歌は、人にとってリラックス効果もありエネルギーを高め、人に生きる活力を与えてくれると、多くの音楽家が自らの活動を通して伝えてきました。人の精神と肉体は一体ですので、歌うことは自己の心身のセラピーにもなっていくということです。
そして、讃美歌を歌うということは、音楽活動にとどまらず、目には見えない人の深い部分に無意識に影響をあたえるものです。(宗教的には霊的なものといいます)
讃美歌を歌うことは祈ることと同じです。讃美歌を歌うことは聖書の言葉を全身で感じ、伝えることと同じです。
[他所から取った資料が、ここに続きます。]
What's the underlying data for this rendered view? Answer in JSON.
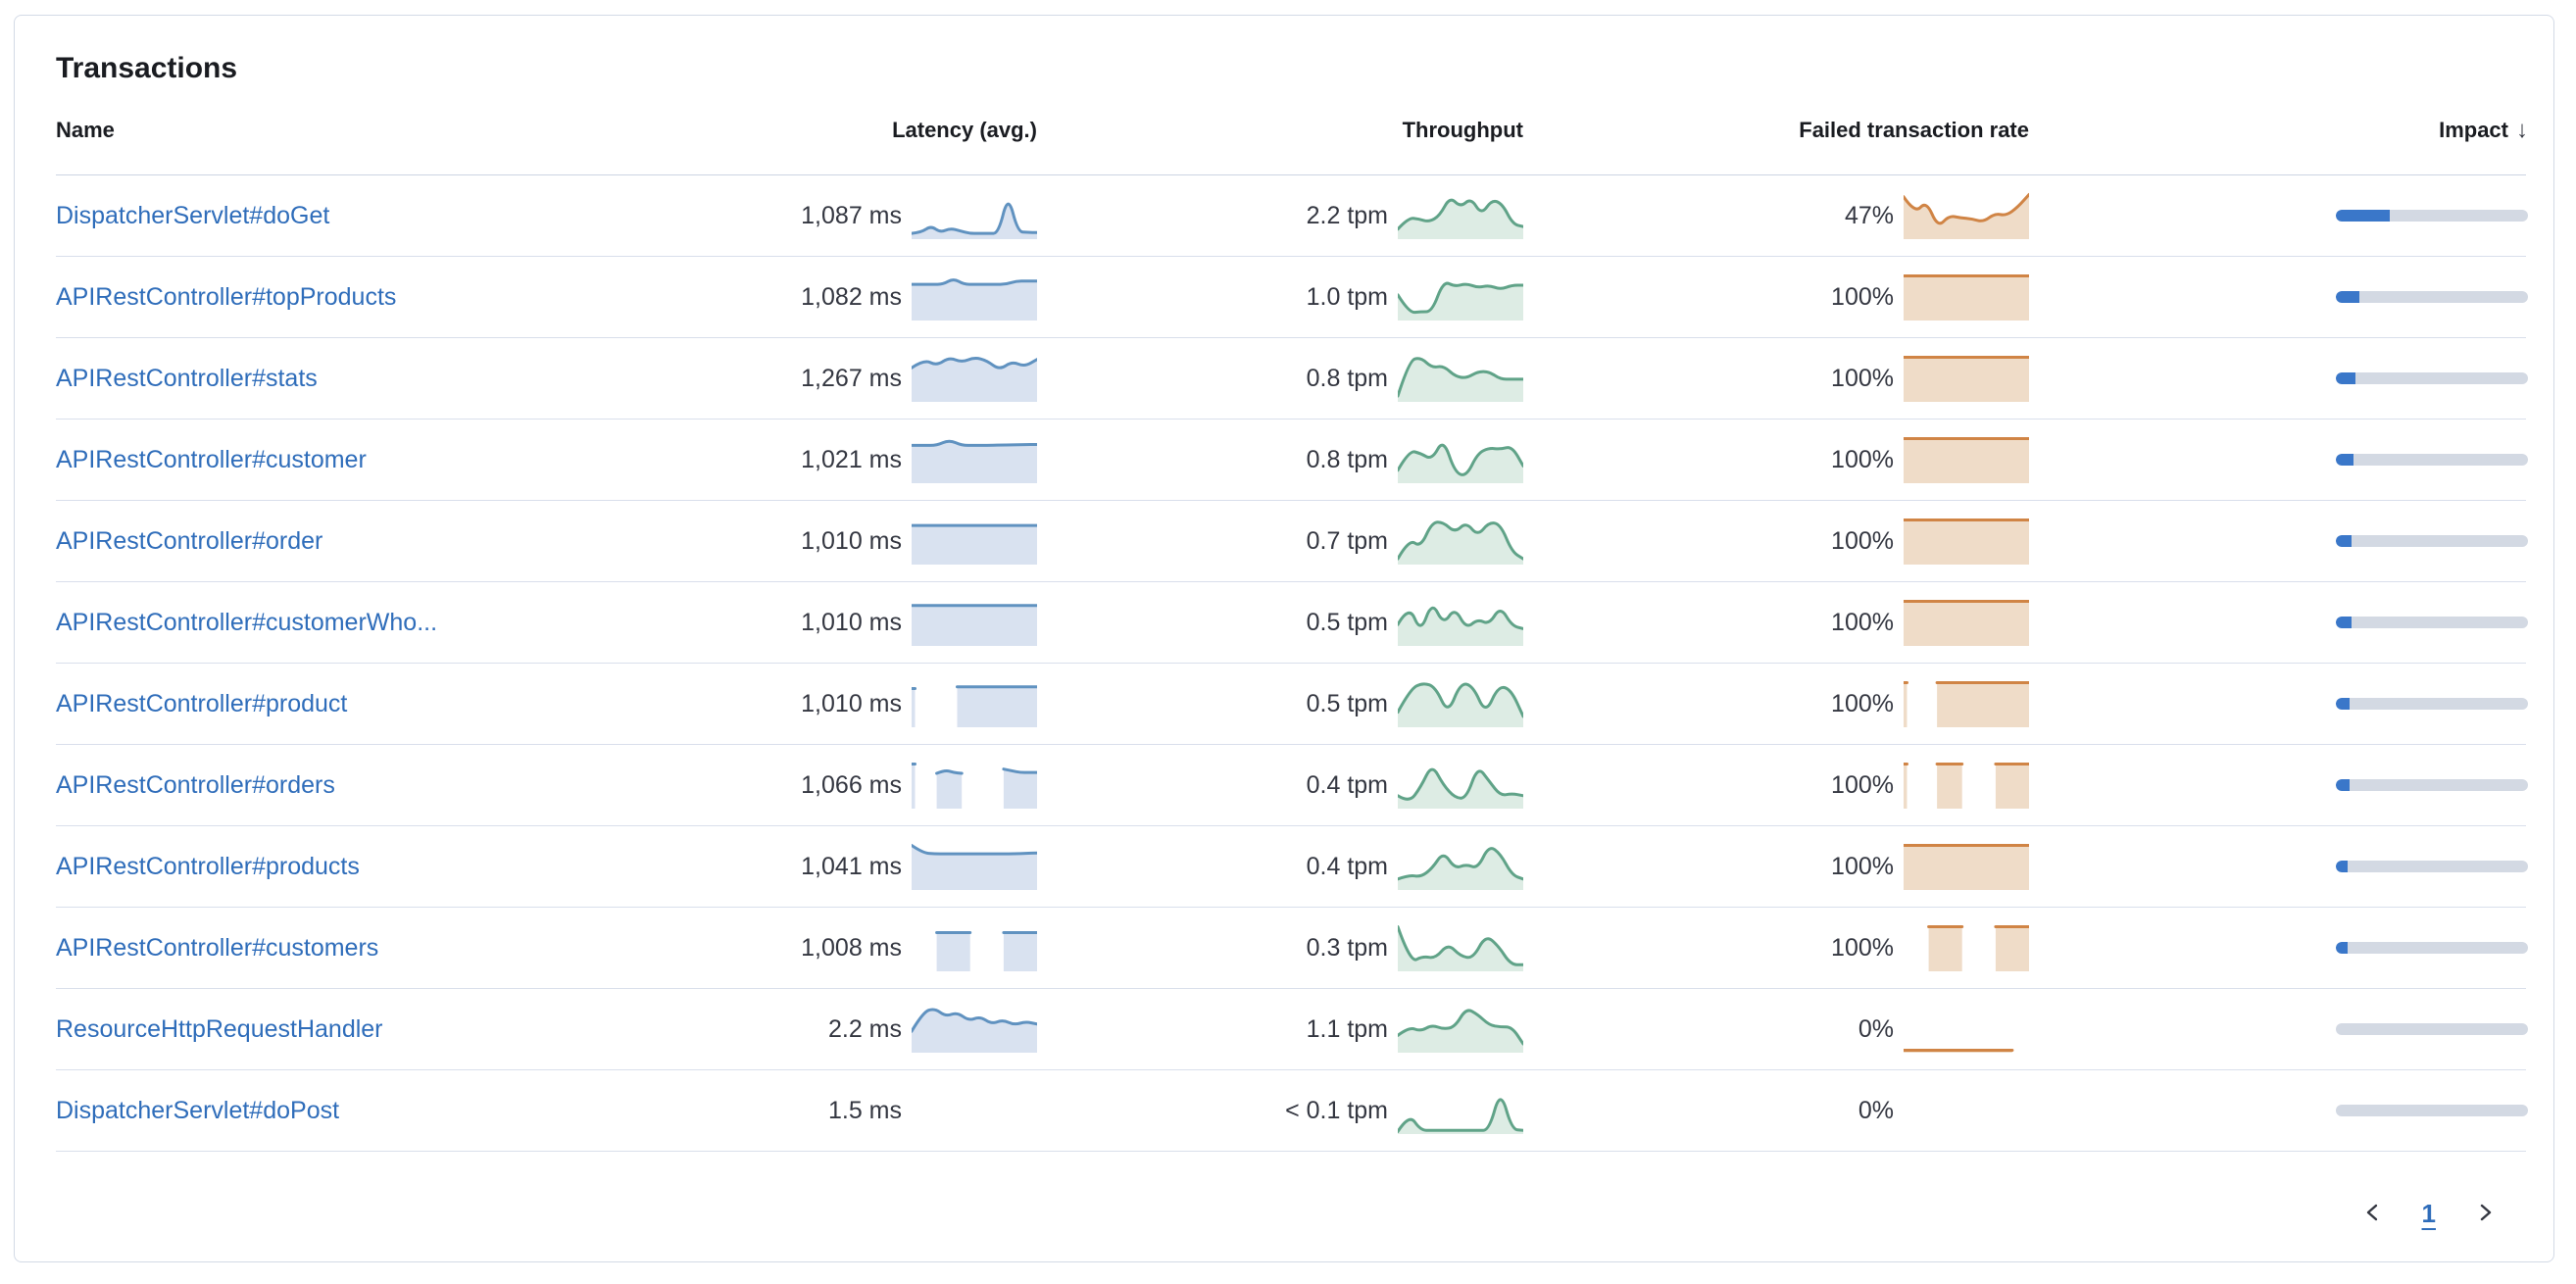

5月の後半頃から、学校では礼拝で讃美歌を歌うようになりました。そして、先週の祈祷週では学年ごとの特別讃美歌があり、集会前、全児童の讃美の時間がありました。学校に三育の本来の姿が戻りつつあります。まだしばらくはマスクをしたままの讃美ですが、あちらこちらから聞こえてくる歌声が、聞く者に心地よさを与えます。また、歌う者は活気にあふれています。
「キリストの言葉が、あなたがたの内に豊かに宿るようにしなさい。知恵を尽くして教え合い、諭し合い、詩と賛歌と霊の歌により、感謝して神に向かって心から歌いなさい。」(聖書協会共同訳 コロサイの信徒への手紙3章16節)
ご家庭の上に神様からの祝福が豊かにありますようにお祈りいたします。